News

Charterparty Clauses – Indemnity for Insured Risks

6 April 2011 No.11-001

A number of IG Clubs have recently been made aware of a clause that some charterers have been seeking to incorporate into their charters, in particular in the container trades. For the reasons set out below the clause has the potential to prejudice an Owners P&I cover and should not be agreed without considering the full implications of doing so.


There are different versions of the Charterparty Clause but the most common form is:


"Notwithstanding anything stipulated in this contract to the contrary, Owners are responsible for and shall keep Charterers free from all insured risks as covered by P&I."


These or similar words are designed to impose responsibility upon the owner for all P&I liabilities that would otherwise be liabilities falling on a charterer, even if the latter is wholly at fault, in effect requiring the owner to be the charterer's P&I insurer. The clause also bars recourse claims by the owner against the charterer, when the latter is or would normally be responsible for liabilities or losses incurred by an owner arising from an accident or casualty.

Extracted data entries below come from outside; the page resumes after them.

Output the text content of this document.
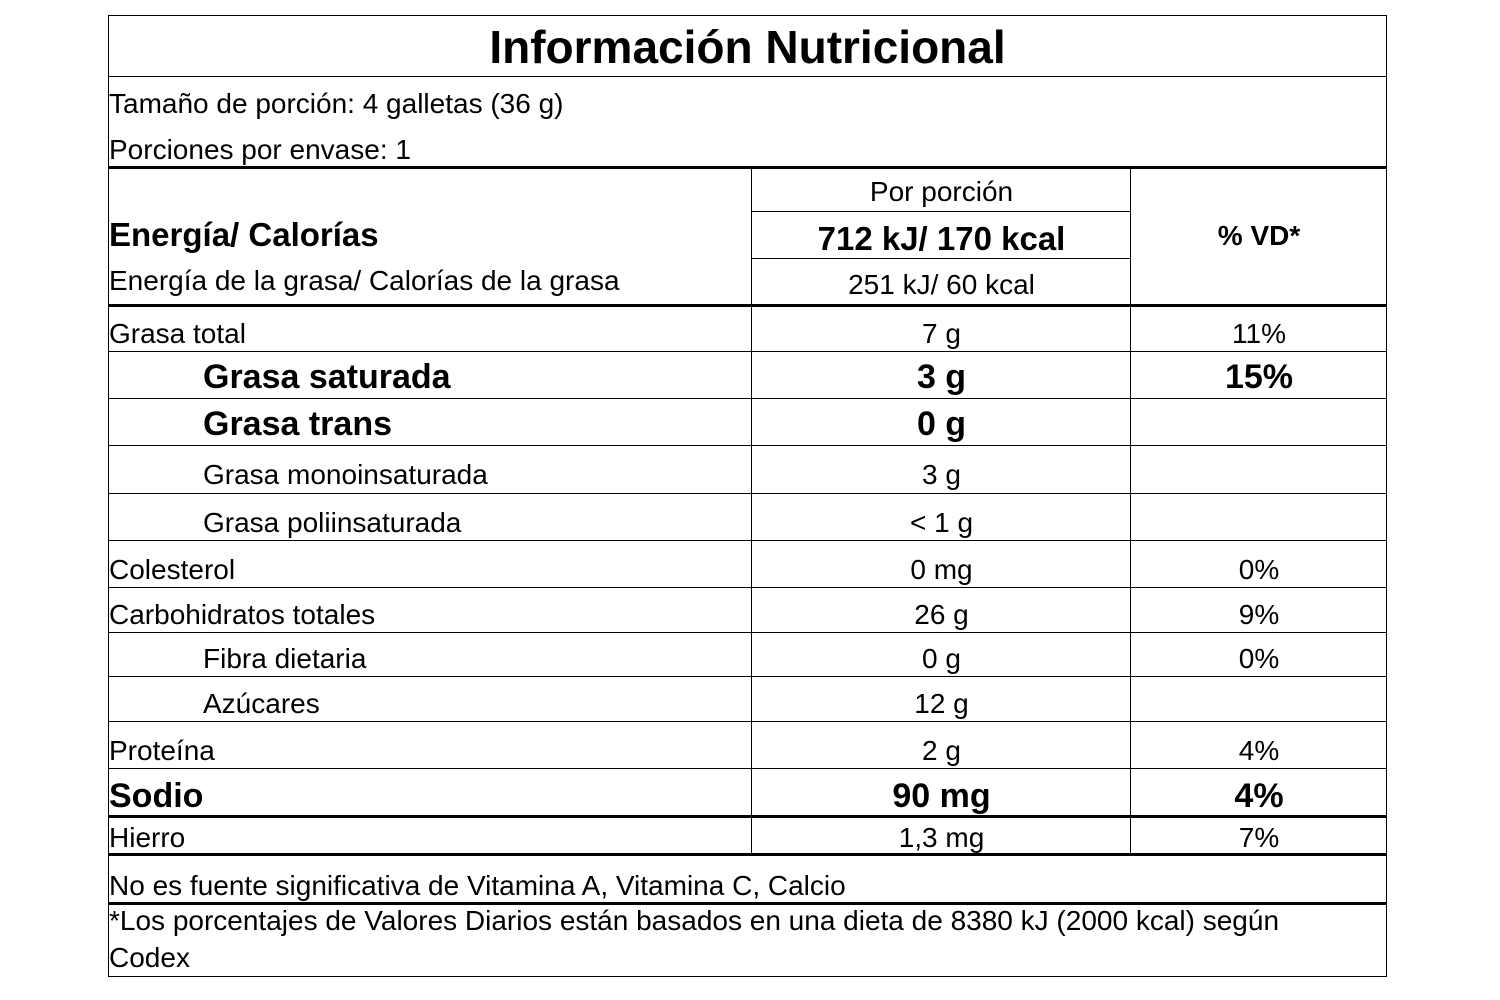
Información Nutricional
Tamaño de porción: 4 galletas (36 g)
Porciones por envase: 1
Por porción
% VD*
Energía/ Calorías	712 kJ/ 170 kcal
Energía de la grasa/ Calorías de la grasa	251 kJ/ 60 kcal
Grasa total	7 g	11%
Grasa saturada	3 g	15%
Grasa trans	0 g
Grasa monoinsaturada	3 g
Grasa poliinsaturada	< 1 g
Colesterol	0 mg	0%
Carbohidratos totales	26 g	9%
Fibra dietaria	0 g	0%
Azúcares	12 g
Proteína	2 g	4%
Sodio	90 mg	4%
Hierro	1,3 mg	7%
No es fuente significativa de Vitamina A, Vitamina C, Calcio
*Los porcentajes de Valores Diarios están basados en una dieta de 8380 kJ (2000 kcal) según
Codex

Members are advised to avoid this and similar clauses. Under an owner's P&I entry the Club cannot cover liabilities incurred under a blanket indemnity and waiver of recourse of this kind. There is thus a considerable risk, if an owner agrees this clause, that he will be exposed to significant uninsured liability.


The Club Managers will be happy to advise further, and it is recommended that any member asked to agree this clause should contact the Club before doing so.


All Clubs in the IG have issued a similar Circular.